İfadesiz gözlerle bana baktı , tepkimi , ne yapmak istediğimi tartıyor gibiydi . ''Diledim .'' dedi yine duygu barındırmayan bir sesle . ''Dilemese miydim ?'' Hala dik başlılığından ödün vermemesi beni öfkelendirdi .

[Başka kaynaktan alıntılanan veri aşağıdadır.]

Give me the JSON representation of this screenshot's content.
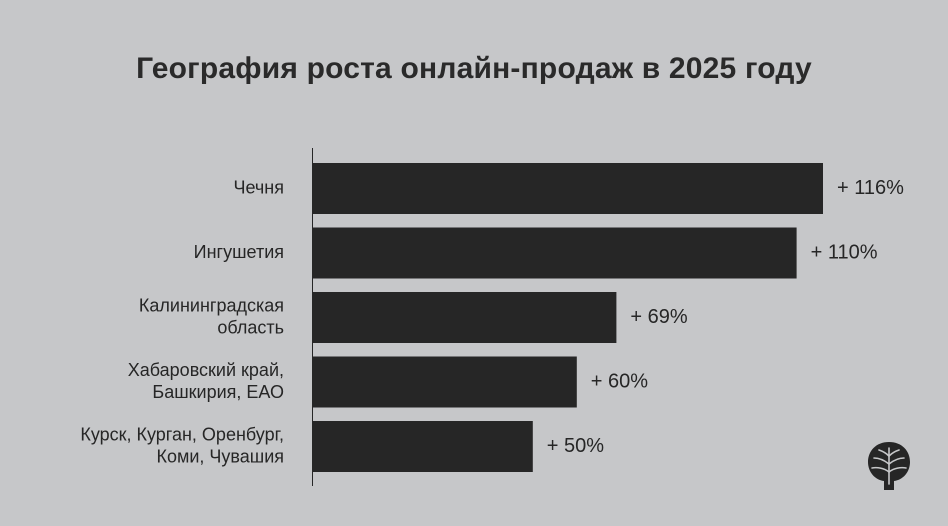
{
  "chart_data": {
    "type": "bar",
    "orientation": "horizontal",
    "title": "География роста онлайн-продаж в 2025 году",
    "categories": [
      [
        "Чечня"
      ],
      [
        "Ингушетия"
      ],
      [
        "Калининградская",
        "область"
      ],
      [
        "Хабаровский край,",
        "Башкирия, ЕАО"
      ],
      [
        "Курск, Курган, Оренбург,",
        "Коми, Чувашия"
      ]
    ],
    "values": [
      116,
      110,
      69,
      60,
      50
    ],
    "value_labels": [
      "+ 116%",
      "+ 110%",
      "+ 69%",
      "+ 60%",
      "+ 50%"
    ],
    "unit": "%",
    "xlim": [
      0,
      116
    ],
    "bar_color": "#262626",
    "grid": false,
    "legend": "none"
  },
  "colors": {
    "background": "#c6c7c9",
    "bar": "#262626",
    "text": "#262626"
  },
  "logo": {
    "icon": "tree-logo-icon"
  }
}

''Ah ,'' dedim yapmacık bir mutlulukla . ''Benden özür dilemenden çok onur duydum ! Çünkü zaten sen bir özür dilesen her şey düzelecek !'' Son cümlede sesim yükselmişti . Bu hamleme karşı sıkıntıyla nefesini bıraktı . Bense bağırarak konuşmama devam ettim .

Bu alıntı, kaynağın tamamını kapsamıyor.